Do you think we will see a return to SSD/NVMe cached HDD in the LE* world?

AnthonySmith · February 28

Well I remember paying over $1000 for a 1TB NVMe not THAT long ago, market pressure is set to go way higher than it was when 1TB was a big NVMe so.... Interesting times ahead.

host_c · February 28

@havoc

I have played with 2x 24 SSD ( 128 to 256 GB ) in DELL MD1220 + Optane or NVME as chache, 256 GB RAM, high freq CPU and whatever you can imagine you can tweak in zfs. Used Debian, Ubuntu, Freenas, TrueNAS Core/Scale.

same for 12 or 24HDD in DELL MD1200.

Sincerely, total waste of time.

The second you hit it with random HIGH IO from VM's over 2x10GBPS or 2x25GBPS it will utterly suck.
Storage exported via ISCSI was much faster then NFS, but I did not fall of my chair performance wise.

Other the the ability to extend a pool on the fly by replacing drives with larger ones and the strong data integrity ZFS gives you, I personally see no real value in it for our use case.

/2c after burning far too many hours in tests.

ZizzyDizzyMC · February 28

@host_c said:
@havoc

I have played with 2x 24 SSD ( 128 to 256 GB ) in DELL MD1220 + Optane or NVME as chache, 256 GB RAM, high freq CPU and whatever you can imagine you can tweak in zfs. Used Debian, Ubuntu, Freenas, TrueNAS Core/Scale.

same for 12 or 24HDD in DELL MD1200.

Sincerely, total waste of time.

The second you hit it with random HIGH IO from VM's over 2x10GBPS or 2x25GBPS it will utterly suck.
Storage exported via ISCSI was much faster then NFS, but I did not fall of my chair performance wise.

Other the the ability to extend a pool on the fly by replacing drives with larger ones and the strong data integrity ZFS gives you, I personally see no real value in it for our use case.

/2c after burning far too many hours in tests.

I spent about 4 weeks tuning and exporting storage over 40g from truenas using iscsi and the performance in proxmox was always abysmal, switched to nfs export and got 7gbps throughput (up from 1.3) and a 5x increase in available iops.

Any idea what I did wrong?

havoc · February 28

@host_c said:

Sincerely, total waste of time.

You do seem better equipped than me on hardware and I don't doubt that you're in a better position to test this, but I think you may have missed the plot here

Point of my post was that throughput doesn't measure real experience. So if you hit me with "The second you hit it with random HIGH IO" then I think you didn't read my post

host_c · February 28

@ZizzyDizzyMC said: I spent about 4 weeks tuning and exporting storage over 40g from truenas using iscsi and the performance in proxmox was always abysmal, switched to nfs export and got 7gbps throughput (up from 1.3) and a 5x increase in available iops.

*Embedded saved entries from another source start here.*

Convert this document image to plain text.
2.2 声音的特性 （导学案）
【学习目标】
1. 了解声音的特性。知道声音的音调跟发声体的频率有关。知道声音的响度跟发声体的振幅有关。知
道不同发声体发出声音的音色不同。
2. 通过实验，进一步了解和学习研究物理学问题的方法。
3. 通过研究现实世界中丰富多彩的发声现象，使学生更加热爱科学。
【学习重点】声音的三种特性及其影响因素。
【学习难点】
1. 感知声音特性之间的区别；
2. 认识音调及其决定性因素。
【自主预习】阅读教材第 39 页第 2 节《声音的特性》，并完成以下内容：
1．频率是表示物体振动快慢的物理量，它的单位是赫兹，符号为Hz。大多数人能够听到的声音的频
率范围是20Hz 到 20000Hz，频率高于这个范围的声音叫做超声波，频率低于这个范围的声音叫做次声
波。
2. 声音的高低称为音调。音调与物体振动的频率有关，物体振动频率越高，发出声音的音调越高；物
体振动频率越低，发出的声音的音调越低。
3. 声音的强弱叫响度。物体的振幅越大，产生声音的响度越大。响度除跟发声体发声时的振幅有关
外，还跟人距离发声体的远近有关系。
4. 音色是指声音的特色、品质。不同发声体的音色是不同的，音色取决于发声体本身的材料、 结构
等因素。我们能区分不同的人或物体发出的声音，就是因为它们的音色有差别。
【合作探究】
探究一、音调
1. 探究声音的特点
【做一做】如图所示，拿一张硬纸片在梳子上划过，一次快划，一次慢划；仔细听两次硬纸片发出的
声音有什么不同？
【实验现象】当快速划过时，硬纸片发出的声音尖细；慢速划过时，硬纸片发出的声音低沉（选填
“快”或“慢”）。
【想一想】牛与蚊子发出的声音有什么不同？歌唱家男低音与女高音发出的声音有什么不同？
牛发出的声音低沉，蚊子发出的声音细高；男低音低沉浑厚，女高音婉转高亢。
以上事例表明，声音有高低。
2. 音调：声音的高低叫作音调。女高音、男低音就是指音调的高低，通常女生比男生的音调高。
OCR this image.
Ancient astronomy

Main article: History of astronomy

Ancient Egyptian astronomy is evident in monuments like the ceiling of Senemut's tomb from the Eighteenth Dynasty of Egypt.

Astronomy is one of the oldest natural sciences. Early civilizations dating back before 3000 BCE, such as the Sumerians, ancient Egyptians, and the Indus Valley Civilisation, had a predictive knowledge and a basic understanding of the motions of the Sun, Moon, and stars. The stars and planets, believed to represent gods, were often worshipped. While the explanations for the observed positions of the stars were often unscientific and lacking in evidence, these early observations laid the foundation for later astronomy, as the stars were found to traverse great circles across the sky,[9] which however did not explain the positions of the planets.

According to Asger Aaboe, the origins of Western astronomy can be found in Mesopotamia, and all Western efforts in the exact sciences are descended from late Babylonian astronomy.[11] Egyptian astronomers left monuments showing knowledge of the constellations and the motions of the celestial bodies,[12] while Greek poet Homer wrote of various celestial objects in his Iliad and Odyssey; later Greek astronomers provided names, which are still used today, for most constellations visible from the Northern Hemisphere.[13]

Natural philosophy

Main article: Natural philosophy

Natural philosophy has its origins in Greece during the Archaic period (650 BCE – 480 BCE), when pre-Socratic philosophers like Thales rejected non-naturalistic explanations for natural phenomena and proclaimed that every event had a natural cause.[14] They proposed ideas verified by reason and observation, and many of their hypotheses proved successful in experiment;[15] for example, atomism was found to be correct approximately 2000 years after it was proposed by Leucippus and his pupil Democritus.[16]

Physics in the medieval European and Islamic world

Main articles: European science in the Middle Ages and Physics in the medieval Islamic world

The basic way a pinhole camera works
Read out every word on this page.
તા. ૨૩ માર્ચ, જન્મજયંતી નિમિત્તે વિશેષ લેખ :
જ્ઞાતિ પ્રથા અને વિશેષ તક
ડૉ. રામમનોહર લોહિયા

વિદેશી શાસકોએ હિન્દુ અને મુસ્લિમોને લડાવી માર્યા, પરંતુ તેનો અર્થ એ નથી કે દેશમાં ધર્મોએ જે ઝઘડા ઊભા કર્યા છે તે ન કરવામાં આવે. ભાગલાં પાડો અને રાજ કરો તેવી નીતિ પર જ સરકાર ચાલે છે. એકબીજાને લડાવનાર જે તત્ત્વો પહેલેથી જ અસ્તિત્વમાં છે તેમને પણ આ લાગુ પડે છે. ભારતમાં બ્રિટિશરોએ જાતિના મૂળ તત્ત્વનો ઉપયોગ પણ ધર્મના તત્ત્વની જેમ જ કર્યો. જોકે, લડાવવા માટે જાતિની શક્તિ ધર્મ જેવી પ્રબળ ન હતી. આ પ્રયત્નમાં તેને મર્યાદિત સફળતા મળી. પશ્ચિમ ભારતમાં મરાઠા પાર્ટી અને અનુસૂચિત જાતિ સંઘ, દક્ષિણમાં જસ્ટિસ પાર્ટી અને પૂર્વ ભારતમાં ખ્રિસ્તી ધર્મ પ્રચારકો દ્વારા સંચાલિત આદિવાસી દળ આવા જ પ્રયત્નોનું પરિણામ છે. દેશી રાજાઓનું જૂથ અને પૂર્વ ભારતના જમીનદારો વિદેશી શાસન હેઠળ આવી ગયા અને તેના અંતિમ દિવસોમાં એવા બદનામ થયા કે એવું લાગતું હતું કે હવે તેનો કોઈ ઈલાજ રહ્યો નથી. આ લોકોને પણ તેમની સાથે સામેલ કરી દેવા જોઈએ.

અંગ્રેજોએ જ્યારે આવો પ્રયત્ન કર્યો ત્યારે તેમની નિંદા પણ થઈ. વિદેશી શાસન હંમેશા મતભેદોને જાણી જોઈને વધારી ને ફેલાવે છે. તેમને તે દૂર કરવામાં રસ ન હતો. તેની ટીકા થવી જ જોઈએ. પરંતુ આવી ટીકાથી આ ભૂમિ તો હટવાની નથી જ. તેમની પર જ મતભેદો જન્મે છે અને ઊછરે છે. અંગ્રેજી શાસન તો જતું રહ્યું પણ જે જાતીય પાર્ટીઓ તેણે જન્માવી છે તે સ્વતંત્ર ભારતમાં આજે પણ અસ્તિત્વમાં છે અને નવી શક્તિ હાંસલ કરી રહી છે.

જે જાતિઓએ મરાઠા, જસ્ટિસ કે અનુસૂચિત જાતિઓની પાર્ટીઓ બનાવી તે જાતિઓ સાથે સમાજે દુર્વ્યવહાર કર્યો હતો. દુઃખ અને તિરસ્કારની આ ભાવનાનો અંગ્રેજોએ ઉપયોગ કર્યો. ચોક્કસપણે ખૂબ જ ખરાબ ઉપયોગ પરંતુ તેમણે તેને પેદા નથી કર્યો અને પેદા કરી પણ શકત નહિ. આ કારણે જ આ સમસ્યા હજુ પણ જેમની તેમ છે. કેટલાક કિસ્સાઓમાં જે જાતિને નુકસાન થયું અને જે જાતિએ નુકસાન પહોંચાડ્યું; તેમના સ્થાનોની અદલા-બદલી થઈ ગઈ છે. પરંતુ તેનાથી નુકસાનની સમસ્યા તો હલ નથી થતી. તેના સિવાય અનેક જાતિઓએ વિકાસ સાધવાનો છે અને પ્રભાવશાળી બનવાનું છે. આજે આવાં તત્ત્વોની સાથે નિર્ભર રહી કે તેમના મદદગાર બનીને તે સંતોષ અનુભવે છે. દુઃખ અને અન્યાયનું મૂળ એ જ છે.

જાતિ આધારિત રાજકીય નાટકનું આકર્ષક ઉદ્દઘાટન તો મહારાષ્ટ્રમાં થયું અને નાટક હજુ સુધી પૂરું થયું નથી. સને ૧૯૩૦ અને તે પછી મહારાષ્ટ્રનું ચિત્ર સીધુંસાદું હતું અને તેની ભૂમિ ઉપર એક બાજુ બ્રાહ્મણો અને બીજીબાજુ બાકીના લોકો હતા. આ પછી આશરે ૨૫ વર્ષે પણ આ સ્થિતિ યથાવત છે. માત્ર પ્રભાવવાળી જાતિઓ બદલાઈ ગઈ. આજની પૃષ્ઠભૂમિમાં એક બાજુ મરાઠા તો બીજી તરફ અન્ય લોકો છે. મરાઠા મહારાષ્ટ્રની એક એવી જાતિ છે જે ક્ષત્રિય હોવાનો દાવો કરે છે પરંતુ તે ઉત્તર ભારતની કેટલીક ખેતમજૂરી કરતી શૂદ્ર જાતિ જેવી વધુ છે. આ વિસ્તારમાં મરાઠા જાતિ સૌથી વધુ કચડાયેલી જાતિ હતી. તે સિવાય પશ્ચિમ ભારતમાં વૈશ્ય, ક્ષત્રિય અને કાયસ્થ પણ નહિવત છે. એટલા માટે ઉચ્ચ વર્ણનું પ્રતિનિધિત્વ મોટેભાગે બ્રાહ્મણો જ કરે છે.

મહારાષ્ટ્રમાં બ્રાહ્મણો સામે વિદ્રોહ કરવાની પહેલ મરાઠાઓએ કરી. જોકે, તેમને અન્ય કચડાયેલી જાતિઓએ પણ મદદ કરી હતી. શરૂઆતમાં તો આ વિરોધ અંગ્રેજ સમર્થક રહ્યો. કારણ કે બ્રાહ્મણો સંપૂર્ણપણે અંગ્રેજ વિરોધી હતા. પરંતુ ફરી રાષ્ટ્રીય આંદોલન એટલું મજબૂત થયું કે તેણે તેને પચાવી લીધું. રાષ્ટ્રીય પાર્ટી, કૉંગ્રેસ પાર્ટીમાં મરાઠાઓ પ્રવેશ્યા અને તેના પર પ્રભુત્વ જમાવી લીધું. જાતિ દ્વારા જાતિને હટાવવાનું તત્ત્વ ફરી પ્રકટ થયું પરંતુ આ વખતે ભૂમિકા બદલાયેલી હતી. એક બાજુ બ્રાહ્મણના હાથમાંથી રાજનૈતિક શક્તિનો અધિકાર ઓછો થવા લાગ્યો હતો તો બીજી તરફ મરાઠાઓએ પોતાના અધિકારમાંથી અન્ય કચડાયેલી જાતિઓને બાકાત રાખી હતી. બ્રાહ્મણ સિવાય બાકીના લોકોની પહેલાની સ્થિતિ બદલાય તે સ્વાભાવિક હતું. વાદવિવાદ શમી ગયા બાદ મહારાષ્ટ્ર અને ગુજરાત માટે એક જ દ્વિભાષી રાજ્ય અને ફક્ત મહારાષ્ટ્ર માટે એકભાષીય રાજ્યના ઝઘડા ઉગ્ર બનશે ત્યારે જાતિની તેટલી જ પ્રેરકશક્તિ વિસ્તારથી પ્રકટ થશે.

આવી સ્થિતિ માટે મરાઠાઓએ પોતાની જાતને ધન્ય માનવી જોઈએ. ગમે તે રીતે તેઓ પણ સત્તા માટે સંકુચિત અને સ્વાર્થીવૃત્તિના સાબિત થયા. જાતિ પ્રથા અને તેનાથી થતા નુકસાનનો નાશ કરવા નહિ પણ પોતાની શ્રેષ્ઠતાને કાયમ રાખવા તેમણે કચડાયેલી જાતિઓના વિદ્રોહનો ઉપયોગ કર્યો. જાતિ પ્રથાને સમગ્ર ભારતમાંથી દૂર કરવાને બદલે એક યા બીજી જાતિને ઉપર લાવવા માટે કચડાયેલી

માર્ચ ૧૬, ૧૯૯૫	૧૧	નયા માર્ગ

Any idea what I did wrong?

ISCSI writes by default are synchronous/SYNC, you most probably mounted NFS ASYNC, hence the 3-7X difference, that slow performance over ISCSI is the real performance of your raid array sincerely ( I presume 4 disks? ) , ASYNC is RAM CACHED, SYNC is flushed to the disk in real time + ACK that it got written back to the node - much much slower yet much much safer integrity wise in case a power outage / kernel stalls on both ends.

iSCSI (sync) = disk performance - the hard core truth
NFS (async) = RAM performance - the nice multi GBPS you wish to see, but it is a lye

NFS can also be SYNC, in that case it will behave lice ISCSI SYNC, yet most use it ASYNC.

Also, Promxox ISCSI implementation is a bit ...... not the best in my view compared to vMware or Microsoft ( no offense folks, it is the truth )

Atention!!!!!!!!!!!!
Proxmox does NOT have a clustered filesystem like VMFS5/6.
iSCSI is block access, like physically having those disks in the server you mounted them on. ( well not disks, exported LUN )
It is NOT file-system-aware!!!!!!!!!!!!!!!!!!!!!!!!!!!!!!!!!!!!!!
If you mount the same LUN on 2 servers, bingo, they will write data on each-other's blocks. There are work-arrounds like GFS2 yet, it hardly worth the effort.

I would personally avoid NFS for VM storage as well!!!!!

Why:
Proxmox mounts NFS persistent, if the NFS share becomes unavailable (NAS reboot, switch reload, VLAN issue, usual stuff that can happen), the mount can enter D state. - you are fuked, and this is a node reboot fix only as the kernel will wait indefinitely.

Over time, the node may start misbehaving (hung tasks, blocked I/O, GUI lag, usual shit-show )

Yes, that persistence is part of NFS consistency model and that is a very good thing, but operationally it can be painful, and once you start hitting it a few times and your cluster crashes because the ISO repository is not accessible anymore, you will wipe it out completely from your config, we did.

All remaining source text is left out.